1

I keep running into warnings in RStudio when I use subsets where p > n. ISLR 6.4.3 mentions that forward stepwise can be useful for high dimensional data, which I'm trying to just test out for learning purposes. It seems that all the examples I have found fit a full model first, but in all those examples n > p. Could someone point me in the right direction or fill me in on what I'm missing? Sample code below.

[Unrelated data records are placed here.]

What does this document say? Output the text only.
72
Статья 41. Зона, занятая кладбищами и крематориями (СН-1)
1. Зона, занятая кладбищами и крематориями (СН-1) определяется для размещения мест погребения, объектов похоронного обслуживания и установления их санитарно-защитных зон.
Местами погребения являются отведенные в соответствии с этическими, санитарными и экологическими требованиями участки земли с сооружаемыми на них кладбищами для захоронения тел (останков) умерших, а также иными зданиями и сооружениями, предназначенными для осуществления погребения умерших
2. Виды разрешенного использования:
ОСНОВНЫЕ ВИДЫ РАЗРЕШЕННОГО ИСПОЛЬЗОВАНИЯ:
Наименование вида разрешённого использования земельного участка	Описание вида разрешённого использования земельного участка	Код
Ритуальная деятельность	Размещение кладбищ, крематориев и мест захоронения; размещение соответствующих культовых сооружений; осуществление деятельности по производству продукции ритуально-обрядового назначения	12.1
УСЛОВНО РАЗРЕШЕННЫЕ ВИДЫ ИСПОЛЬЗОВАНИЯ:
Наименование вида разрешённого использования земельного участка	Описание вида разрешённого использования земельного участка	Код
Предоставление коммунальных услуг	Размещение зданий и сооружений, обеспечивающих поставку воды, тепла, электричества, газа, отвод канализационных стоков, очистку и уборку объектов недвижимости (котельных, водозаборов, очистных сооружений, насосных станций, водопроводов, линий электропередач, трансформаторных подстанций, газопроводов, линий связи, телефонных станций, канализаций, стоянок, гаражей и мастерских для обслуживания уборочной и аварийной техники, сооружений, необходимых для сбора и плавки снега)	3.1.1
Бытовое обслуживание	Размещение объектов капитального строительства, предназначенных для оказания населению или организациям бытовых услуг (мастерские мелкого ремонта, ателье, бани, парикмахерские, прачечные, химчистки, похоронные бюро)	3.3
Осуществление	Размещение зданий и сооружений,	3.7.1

df <- read.csv('my_sample_data.csv')
df1 <- df[,1:200] # using a subset of the features to explore stepwise
set.seed(123)
# x <- df1[,-1]
# y <-df1[,1]
# train test split
trainIndex <- createDataPartition(df1$Age,p=.8,
                                  list=FALSE,
                                  times=1)
training <- df1[trainIndex,]
testing <- df1[-trainIndex,]

dim(training) # 130 200 ======= 130 samples, 200 features

# parameter tuning
fitControl <- trainControl(
  method = "cv",
  number = 5)

set.seed(42)
step.fit <- train(Age~., data=training, 
                  method="glmStepAIC",
                  trControl=fitControl,
                  trace=FALSE,
                  )
sumthymes
  • 23
  • 4
  • 3
    [Maybe do not do step-wise model building.](https://stats.stackexchange.com/a/558101/44269) – Alexis Jan 14 '22 at 04:29
  • I appreciate the link but I said this is for learning purposes. ISLR mentioned that it could be used for high dimensional data so I'm trying to see for myself. Would you happen to know what I am missing to perform the stepwise when p > n? – sumthymes Jan 15 '22 at 03:18
  • 1
    You cannot fit a glm where p > n, there are an infinite number of solutions that achieve the same loss in these scenarios, hence the warnings. Not sure on the exact wording of ISLR, but keep in mind that high dimensional in this specific context still means n > p (and ideally, n >>> p). Regularization or Bayesian methods are common ways to get around these issues. – aranglol Jan 15 '22 at 04:42
  • Because `glmStepAIC` is not part of base `R`, your code is not reproducible. How are you specifying that it use forward instead of backward stepwise regression? BTW, for learning purposes, applying algorithms to datasets for which they were not intended is usually not productive. – whuber Jan 15 '22 at 18:53

0 Answers0